Comment 1 Carlos Alberto Lopez Perez 2016-01-19 04:27:09 PST
I will be looking into this this week.
Comment 2 Carlos Alberto Lopez Perez 2016-01-22 08:25:47 PST
An important observation: This is only reproducible when running the full layout tests.  That is, when you don't pass any test name or directory in the arguments.
Comment 3 Carlos Alberto Lopez Perez 2016-01-26 04:49:08 PST
I'm not sure if this is a bug on webkitpy or on python-2.7 itself.

The issue is that it is deadlocking on the atexit handlers when sys.exit() is invoked.

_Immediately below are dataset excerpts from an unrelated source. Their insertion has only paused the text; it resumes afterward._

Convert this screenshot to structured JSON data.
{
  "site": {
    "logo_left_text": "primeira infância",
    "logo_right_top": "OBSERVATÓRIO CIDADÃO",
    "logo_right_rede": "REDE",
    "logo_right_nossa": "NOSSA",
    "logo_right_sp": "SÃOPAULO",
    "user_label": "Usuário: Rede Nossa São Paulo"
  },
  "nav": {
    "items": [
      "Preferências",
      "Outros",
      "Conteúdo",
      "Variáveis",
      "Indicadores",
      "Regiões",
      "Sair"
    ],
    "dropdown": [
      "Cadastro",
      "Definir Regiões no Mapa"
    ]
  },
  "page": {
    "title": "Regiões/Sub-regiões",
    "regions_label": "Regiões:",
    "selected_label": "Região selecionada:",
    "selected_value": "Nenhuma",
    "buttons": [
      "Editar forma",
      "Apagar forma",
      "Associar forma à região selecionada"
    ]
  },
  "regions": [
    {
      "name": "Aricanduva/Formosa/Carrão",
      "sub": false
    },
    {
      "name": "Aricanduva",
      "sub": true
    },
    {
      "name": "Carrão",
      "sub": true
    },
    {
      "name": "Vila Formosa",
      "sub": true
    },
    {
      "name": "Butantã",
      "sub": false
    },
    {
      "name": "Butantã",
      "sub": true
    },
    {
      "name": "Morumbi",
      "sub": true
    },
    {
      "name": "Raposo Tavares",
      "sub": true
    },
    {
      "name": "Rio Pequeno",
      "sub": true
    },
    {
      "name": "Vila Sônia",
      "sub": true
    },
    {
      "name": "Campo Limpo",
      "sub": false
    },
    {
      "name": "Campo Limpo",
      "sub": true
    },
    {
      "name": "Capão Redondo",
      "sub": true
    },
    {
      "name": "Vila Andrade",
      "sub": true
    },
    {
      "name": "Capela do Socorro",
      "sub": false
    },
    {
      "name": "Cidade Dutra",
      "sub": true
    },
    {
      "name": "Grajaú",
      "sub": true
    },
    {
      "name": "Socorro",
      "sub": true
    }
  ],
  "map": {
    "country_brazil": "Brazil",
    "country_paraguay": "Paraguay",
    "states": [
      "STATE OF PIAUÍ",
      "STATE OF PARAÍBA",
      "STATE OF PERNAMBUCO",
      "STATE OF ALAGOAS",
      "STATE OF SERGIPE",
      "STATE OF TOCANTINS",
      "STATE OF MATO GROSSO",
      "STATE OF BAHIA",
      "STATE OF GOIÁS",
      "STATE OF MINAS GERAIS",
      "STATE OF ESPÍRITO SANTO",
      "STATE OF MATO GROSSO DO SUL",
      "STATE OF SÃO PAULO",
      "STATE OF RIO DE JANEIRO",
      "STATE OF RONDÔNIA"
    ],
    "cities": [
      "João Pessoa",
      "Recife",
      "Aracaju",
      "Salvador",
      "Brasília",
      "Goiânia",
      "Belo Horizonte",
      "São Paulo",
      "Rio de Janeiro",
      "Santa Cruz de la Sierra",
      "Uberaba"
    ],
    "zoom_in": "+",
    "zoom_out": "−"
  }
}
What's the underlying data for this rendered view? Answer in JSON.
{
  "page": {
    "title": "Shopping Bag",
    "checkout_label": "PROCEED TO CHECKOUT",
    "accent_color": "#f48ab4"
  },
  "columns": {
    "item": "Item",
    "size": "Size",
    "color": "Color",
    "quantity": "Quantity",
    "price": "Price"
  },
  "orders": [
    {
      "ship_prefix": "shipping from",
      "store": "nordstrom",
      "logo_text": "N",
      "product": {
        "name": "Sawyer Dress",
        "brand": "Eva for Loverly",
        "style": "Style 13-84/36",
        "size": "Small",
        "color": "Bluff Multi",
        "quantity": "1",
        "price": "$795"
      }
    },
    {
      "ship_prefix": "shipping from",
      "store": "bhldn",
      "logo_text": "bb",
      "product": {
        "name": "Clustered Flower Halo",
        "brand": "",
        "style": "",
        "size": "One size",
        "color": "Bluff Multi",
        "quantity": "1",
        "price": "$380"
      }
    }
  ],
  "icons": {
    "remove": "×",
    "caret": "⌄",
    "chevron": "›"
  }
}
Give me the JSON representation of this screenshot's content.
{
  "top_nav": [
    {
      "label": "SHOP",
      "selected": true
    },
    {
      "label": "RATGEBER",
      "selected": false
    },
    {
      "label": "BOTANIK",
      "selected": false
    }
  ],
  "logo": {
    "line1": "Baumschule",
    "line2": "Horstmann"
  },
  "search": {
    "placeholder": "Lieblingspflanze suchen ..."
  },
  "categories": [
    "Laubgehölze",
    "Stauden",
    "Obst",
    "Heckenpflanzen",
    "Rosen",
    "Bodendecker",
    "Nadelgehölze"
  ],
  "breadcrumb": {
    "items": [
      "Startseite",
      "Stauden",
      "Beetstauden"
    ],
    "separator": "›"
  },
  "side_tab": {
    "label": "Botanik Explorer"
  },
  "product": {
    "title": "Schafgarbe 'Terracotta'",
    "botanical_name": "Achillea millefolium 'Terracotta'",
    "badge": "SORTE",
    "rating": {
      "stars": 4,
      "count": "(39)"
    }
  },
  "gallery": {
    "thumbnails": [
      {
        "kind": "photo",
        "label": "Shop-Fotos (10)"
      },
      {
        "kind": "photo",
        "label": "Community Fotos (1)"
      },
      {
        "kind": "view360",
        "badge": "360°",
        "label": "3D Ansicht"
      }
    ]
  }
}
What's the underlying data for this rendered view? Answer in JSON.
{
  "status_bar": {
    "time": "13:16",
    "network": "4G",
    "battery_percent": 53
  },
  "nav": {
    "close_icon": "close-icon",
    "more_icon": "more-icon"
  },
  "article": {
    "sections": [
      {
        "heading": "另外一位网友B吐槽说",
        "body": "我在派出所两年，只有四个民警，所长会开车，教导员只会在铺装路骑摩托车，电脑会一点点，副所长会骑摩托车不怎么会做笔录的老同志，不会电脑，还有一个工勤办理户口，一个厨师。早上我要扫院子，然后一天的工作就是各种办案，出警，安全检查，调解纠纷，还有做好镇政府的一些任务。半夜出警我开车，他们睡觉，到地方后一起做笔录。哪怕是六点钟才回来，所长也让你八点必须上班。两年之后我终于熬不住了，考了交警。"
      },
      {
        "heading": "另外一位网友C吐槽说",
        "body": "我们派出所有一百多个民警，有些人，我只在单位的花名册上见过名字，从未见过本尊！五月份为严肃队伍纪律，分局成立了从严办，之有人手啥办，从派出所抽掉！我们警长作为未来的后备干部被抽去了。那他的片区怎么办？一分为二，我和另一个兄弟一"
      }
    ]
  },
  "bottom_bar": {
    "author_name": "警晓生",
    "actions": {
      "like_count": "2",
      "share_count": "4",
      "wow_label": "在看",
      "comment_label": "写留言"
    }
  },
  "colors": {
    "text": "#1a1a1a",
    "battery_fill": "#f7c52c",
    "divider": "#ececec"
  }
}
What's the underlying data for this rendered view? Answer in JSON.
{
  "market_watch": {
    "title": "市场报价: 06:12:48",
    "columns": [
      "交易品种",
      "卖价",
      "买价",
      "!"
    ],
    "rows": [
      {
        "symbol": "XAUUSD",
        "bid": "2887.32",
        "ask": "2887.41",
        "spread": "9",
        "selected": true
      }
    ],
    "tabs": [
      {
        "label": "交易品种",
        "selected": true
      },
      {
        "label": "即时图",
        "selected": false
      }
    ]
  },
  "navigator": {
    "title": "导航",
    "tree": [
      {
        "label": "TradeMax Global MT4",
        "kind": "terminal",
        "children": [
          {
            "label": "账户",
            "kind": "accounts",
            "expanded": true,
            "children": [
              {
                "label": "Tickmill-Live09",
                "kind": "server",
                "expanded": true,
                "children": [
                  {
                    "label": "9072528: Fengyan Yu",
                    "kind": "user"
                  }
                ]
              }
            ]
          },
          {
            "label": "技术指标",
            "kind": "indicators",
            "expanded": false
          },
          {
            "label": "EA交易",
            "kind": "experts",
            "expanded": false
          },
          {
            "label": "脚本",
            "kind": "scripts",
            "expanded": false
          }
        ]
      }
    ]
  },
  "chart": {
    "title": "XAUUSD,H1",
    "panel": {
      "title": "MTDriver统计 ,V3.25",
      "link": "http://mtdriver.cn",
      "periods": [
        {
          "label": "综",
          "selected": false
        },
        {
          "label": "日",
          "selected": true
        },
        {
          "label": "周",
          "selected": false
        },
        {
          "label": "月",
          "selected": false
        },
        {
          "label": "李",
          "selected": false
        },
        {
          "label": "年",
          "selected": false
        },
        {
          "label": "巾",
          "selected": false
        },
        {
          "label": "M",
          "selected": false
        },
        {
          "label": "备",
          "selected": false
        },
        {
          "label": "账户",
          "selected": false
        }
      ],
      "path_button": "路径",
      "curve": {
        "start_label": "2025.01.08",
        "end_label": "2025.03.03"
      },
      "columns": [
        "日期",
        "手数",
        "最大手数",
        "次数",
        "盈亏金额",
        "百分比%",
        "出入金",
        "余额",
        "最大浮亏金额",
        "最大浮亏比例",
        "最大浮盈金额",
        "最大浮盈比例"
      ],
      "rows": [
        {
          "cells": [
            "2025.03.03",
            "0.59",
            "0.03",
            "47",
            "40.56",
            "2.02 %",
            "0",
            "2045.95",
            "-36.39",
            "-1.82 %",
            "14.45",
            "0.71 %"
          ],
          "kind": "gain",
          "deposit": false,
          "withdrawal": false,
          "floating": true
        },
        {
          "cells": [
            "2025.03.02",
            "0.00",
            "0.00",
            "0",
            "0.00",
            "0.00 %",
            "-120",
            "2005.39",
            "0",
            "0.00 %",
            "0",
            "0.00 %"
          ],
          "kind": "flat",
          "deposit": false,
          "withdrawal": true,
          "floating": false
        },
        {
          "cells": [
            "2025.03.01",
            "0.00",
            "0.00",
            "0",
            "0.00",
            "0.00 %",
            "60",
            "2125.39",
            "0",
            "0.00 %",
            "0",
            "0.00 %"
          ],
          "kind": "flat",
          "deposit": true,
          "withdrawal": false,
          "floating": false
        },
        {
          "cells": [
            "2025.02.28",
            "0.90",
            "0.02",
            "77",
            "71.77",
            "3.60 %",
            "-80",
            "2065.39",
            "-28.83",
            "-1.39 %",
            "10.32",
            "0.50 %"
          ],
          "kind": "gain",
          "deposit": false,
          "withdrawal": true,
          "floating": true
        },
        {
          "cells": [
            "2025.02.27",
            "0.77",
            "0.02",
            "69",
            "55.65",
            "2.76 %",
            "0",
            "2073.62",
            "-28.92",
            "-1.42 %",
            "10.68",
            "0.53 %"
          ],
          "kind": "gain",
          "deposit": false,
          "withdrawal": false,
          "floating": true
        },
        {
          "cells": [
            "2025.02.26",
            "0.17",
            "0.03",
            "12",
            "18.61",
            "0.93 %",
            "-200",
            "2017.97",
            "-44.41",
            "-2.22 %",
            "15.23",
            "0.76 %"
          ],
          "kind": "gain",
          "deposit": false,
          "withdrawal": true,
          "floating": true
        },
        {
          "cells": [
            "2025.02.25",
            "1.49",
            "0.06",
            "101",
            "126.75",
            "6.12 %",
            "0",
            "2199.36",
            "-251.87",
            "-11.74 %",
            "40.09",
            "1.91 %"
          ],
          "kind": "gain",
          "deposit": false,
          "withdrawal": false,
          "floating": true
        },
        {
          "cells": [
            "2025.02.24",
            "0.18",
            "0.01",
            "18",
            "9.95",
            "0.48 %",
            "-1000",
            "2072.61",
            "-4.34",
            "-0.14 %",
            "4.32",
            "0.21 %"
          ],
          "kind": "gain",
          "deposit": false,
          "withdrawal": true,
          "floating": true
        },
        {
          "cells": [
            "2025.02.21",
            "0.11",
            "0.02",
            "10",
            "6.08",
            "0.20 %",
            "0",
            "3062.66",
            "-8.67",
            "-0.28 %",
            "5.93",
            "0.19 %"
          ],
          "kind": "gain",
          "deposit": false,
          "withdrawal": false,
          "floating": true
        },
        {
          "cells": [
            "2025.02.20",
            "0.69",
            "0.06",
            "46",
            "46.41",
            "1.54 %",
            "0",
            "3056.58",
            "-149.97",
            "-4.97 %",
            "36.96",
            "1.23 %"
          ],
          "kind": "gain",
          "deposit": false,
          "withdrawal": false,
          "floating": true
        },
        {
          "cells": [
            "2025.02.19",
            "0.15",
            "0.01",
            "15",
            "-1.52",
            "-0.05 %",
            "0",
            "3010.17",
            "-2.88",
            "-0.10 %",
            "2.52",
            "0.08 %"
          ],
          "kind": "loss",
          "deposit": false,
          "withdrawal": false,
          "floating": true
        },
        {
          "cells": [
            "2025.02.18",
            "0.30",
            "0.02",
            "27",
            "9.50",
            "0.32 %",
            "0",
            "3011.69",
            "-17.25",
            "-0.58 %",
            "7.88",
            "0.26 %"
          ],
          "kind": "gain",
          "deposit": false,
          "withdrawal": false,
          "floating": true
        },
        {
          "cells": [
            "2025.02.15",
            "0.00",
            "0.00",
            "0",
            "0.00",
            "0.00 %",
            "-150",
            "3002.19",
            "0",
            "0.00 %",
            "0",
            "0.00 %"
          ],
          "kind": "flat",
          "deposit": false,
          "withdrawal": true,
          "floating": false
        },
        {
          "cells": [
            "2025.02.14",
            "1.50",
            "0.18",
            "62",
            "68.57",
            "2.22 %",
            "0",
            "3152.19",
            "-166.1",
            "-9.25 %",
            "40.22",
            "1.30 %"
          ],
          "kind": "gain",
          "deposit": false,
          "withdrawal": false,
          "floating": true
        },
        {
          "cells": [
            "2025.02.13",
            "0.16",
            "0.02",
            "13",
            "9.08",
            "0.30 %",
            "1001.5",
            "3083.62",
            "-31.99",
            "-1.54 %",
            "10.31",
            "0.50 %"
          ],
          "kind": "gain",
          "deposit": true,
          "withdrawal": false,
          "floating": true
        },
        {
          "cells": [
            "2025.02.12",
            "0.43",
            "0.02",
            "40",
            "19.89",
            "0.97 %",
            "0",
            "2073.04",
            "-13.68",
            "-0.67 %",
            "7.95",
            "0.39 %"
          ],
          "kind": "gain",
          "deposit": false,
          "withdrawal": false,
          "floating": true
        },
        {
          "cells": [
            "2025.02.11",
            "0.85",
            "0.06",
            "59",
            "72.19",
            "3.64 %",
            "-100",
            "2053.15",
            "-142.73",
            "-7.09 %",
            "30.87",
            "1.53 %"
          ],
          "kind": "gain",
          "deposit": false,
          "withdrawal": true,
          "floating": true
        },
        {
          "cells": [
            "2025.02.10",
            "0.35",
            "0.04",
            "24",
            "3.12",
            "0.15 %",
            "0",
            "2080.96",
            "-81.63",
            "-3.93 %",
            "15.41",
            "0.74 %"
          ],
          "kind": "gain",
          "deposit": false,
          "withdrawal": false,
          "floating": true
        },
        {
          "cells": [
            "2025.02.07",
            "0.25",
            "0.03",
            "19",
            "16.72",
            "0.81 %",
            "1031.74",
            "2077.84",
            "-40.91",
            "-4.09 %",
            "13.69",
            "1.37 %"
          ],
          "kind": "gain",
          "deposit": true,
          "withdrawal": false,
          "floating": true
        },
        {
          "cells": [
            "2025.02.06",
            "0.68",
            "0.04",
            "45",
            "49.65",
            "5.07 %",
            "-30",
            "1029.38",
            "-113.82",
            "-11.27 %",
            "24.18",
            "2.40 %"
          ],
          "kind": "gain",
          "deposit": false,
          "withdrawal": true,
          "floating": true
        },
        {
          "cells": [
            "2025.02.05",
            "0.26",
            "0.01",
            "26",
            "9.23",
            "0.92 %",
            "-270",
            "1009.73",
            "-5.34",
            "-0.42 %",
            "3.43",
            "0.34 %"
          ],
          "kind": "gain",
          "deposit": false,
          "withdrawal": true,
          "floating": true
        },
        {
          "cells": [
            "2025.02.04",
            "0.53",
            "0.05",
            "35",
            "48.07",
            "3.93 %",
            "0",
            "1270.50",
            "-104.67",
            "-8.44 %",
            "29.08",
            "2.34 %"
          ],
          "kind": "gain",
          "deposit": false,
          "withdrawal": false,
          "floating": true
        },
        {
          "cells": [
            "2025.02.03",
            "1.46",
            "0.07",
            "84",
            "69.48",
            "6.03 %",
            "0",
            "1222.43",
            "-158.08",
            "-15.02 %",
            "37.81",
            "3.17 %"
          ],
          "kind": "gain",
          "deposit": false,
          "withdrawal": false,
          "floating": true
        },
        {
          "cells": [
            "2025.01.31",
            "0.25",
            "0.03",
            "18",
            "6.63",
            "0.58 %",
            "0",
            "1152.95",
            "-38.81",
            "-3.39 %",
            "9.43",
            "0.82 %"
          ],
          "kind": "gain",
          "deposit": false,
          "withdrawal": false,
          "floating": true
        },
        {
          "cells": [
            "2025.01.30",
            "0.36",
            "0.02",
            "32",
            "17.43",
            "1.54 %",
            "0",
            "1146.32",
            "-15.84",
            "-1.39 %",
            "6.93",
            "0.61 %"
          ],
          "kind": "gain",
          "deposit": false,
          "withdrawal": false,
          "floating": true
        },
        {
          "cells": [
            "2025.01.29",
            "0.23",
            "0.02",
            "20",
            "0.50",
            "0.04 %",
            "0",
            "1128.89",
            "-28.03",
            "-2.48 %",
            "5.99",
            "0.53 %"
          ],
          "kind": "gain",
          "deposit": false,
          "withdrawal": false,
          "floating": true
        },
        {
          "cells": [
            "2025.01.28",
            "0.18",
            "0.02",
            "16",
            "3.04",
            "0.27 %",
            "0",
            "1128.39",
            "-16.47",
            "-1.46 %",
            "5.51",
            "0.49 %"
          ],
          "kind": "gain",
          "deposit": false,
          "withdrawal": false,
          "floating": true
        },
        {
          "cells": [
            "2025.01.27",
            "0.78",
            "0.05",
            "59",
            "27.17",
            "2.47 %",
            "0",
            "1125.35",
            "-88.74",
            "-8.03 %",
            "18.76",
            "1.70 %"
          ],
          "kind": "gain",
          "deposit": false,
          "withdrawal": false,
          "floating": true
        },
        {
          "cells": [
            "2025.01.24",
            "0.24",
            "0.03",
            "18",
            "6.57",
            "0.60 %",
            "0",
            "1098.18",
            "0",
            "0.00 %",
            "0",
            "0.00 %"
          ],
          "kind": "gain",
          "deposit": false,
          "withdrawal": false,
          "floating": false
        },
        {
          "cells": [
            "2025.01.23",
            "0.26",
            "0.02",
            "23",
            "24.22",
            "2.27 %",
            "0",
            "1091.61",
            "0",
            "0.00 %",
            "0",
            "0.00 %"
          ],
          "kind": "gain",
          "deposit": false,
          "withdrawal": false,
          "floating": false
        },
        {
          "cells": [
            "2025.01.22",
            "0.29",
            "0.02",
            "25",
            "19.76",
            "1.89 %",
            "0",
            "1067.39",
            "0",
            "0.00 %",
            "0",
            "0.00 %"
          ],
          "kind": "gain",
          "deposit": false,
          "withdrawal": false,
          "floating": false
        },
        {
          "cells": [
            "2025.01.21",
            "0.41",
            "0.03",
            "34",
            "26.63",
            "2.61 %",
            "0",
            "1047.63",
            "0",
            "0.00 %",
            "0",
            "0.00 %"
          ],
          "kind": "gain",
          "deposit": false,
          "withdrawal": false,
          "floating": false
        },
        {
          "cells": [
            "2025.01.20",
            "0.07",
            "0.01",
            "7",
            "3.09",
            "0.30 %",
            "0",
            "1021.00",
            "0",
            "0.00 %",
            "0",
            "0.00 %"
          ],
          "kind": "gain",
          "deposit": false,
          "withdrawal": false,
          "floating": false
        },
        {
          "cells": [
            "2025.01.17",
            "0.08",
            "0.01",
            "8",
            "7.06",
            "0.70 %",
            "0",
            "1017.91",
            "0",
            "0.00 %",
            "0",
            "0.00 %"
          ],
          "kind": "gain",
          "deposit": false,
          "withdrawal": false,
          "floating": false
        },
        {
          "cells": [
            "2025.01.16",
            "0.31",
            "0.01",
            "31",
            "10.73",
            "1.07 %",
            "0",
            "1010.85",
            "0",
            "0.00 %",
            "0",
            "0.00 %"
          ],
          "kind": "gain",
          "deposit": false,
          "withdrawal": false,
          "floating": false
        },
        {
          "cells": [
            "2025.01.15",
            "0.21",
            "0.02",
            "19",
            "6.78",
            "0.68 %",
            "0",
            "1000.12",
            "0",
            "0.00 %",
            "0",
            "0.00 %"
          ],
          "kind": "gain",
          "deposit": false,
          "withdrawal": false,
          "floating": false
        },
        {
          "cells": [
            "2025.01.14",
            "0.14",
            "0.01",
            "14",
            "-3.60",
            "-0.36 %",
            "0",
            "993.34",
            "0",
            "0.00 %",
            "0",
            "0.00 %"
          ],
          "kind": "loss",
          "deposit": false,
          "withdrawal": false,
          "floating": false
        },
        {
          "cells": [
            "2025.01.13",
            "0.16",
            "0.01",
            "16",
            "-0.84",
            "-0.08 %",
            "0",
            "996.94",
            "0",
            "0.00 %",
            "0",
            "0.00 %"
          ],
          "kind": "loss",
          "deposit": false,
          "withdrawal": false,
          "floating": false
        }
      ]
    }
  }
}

[INFO/MainProcess] process shutting down
[DEBUG/MainProcess] running all "atexit" finalizers with priority >= 0
[DEBUG/MainProcess] running the remaining "atexit" finalizers
[SUBDEBUG/MainProcess] calling <Finalize object, callback=_finalize_join, args=[<weakref at 0x7f48dacbdc00; to 'Thread' at 0x7f48dacce5d0>], exitprority=-5>
[SUBDEBUG/MainProcess] finalizer calling <function _finalize_join at 0x7f48dacc7320> with args [<weakref at 0x7f48dacbdc00; to 'Thread' at 0x7f48dacce5d0>] and kwargs {}
[DEBUG/MainProcess] joining queue thread


I have identified three ways of making this issue go away:

 * Reverting this specific changeset on the python 2.7 branch: https://hg.python.org/cpython/rev/d316315a8781 
 * Using os._exit() instead of sys.exit() at run_webkit_tests.py
 * Setting self._messages_to_worker.cancel_join_thread() on message_pool.py. 


As I'm not sure if any of the suggested changes on webkitpy would be right, the first option looks the more sane for the moment because that changeset was only applied to the 2.7 branch of python and may be wrong.

So I have locally reverted that changeset on the python-2.7 of the GTK+ Debug test bot and this should make the issue go away, that was the main priority.

In the mid term I would like to either come with a patch for webkitpy or come with a simple test case so I can report the issue to python upstream.
Comment 4 Alexey Proskuryakov 2016-01-26 09:24:56 PST
Longer term, webkitpy should move away from the multiprocessing module, which is intrinsically buggy.

The way it works is by forking processes without exec, which is incompatible with any system library code that needs per-process initialization.